The problem it solves: in large organisations, the same feature (e.g., "user's 30-day average spend") gets independently computed by multiple teams, creating inconsistencies, duplicated work, and training-serving skew. A feature store ensures that the feature computed during training is identical to the feature served at inference.
Core capabilities:
- Feature registry: a catalogue of all features, their definitions, ownership, and lineage.
- Offline store: historical feature values for model training (typically a columnar store like S3 + Parquet, or a data warehouse).
- Online store: low-latency feature retrieval for real-time inference (typically Redis, DynamoDB, or Cassandra).
- Point-in-time correct joins: when training, retrieve the exact feature value that would have been available at the time of each training label — avoids future leakage in historical data.
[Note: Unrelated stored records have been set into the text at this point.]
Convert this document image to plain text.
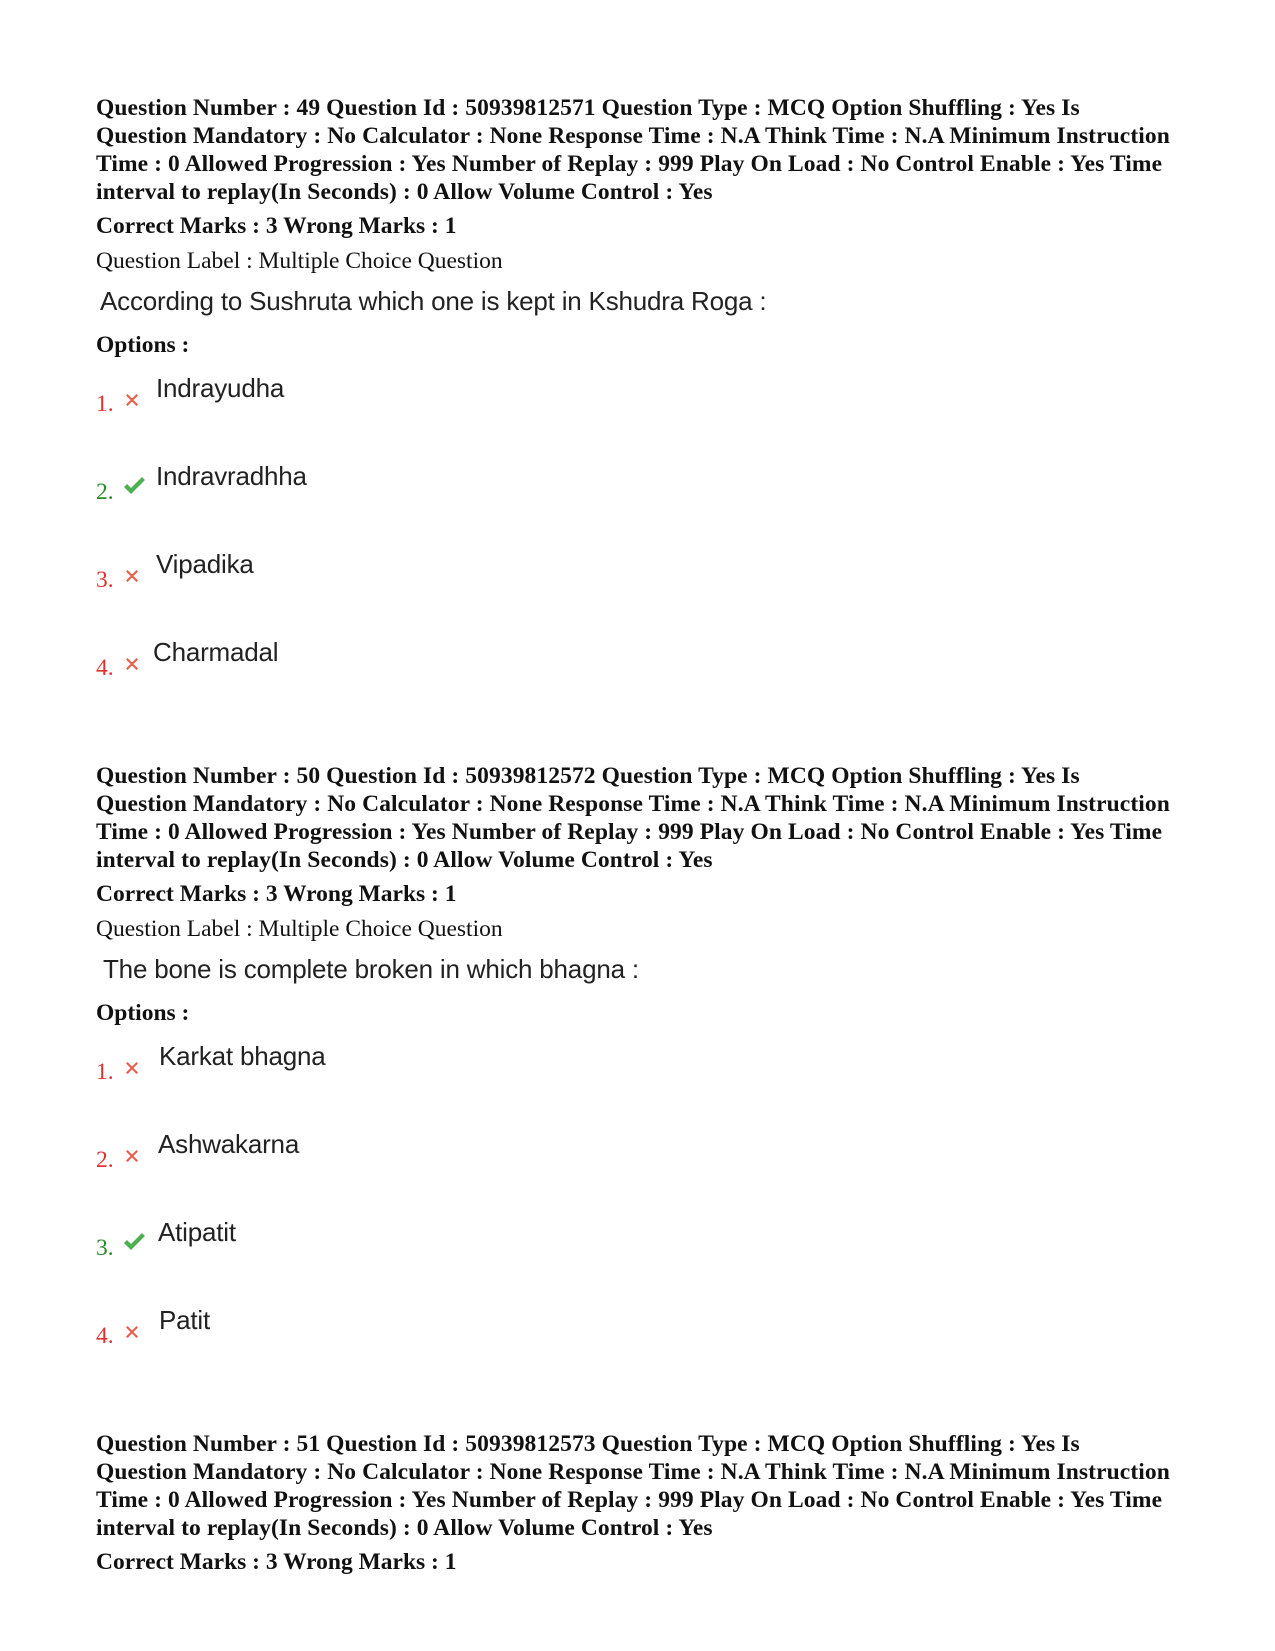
Question Number : 49 Question Id : 50939812571 Question Type : MCQ Option Shuffling : Yes Is Question Mandatory : No Calculator : None Response Time : N.A Think Time : N.A Minimum Instruction Time : 0 Allowed Progression : Yes Number of Replay : 999 Play On Load : No Control Enable : Yes Time interval to replay(In Seconds) : 0 Allow Volume Control : Yes

Correct Marks : 3 Wrong Marks : 1
Question Label : Multiple Choice Question
According to Sushruta which one is kept in Kshudra Roga :
Options :
1.
Indrayudha
2.
Indravradhha
3.
Vipadika
4.
Charmadal

Question Number : 50 Question Id : 50939812572 Question Type : MCQ Option Shuffling : Yes Is Question Mandatory : No Calculator : None Response Time : N.A Think Time : N.A Minimum Instruction Time : 0 Allowed Progression : Yes Number of Replay : 999 Play On Load : No Control Enable : Yes Time interval to replay(In Seconds) : 0 Allow Volume Control : Yes

Correct Marks : 3 Wrong Marks : 1
Question Label : Multiple Choice Question
The bone is complete broken in which bhagna :
Options :
1.
Karkat bhagna
2.
Ashwakarna
3.
Atipatit
4.
Patit

Question Number : 51 Question Id : 50939812573 Question Type : MCQ Option Shuffling : Yes Is Question Mandatory : No Calculator : None Response Time : N.A Think Time : N.A Minimum Instruction Time : 0 Allowed Progression : Yes Number of Replay : 999 Play On Load : No Control Enable : Yes Time interval to replay(In Seconds) : 0 Allow Volume Control : Yes

Correct Marks : 3 Wrong Marks : 1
# Example using Feast (open-source feature store)
from feast import FeatureStore
store = FeatureStore(repo_path=".")
# Offline retrieval for training
training_df = store.get_historical_features(
entity_df=entity_df,
features=["user_stats:avg_spend_30d", "user_stats:n_orders_7d"]
).to_df()
# Online retrieval for inference
feature_vector = store.get_online_features(
features=["user_stats:avg_spend_30d"],
entity_rows=[{"user_id": "user_123"}]
).to_dict()
Feature stores matter when: multiple models share features, real-time serving is required, maintaining consistency between training and serving is critical, or you need auditing and lineage tracking for regulatory compliance.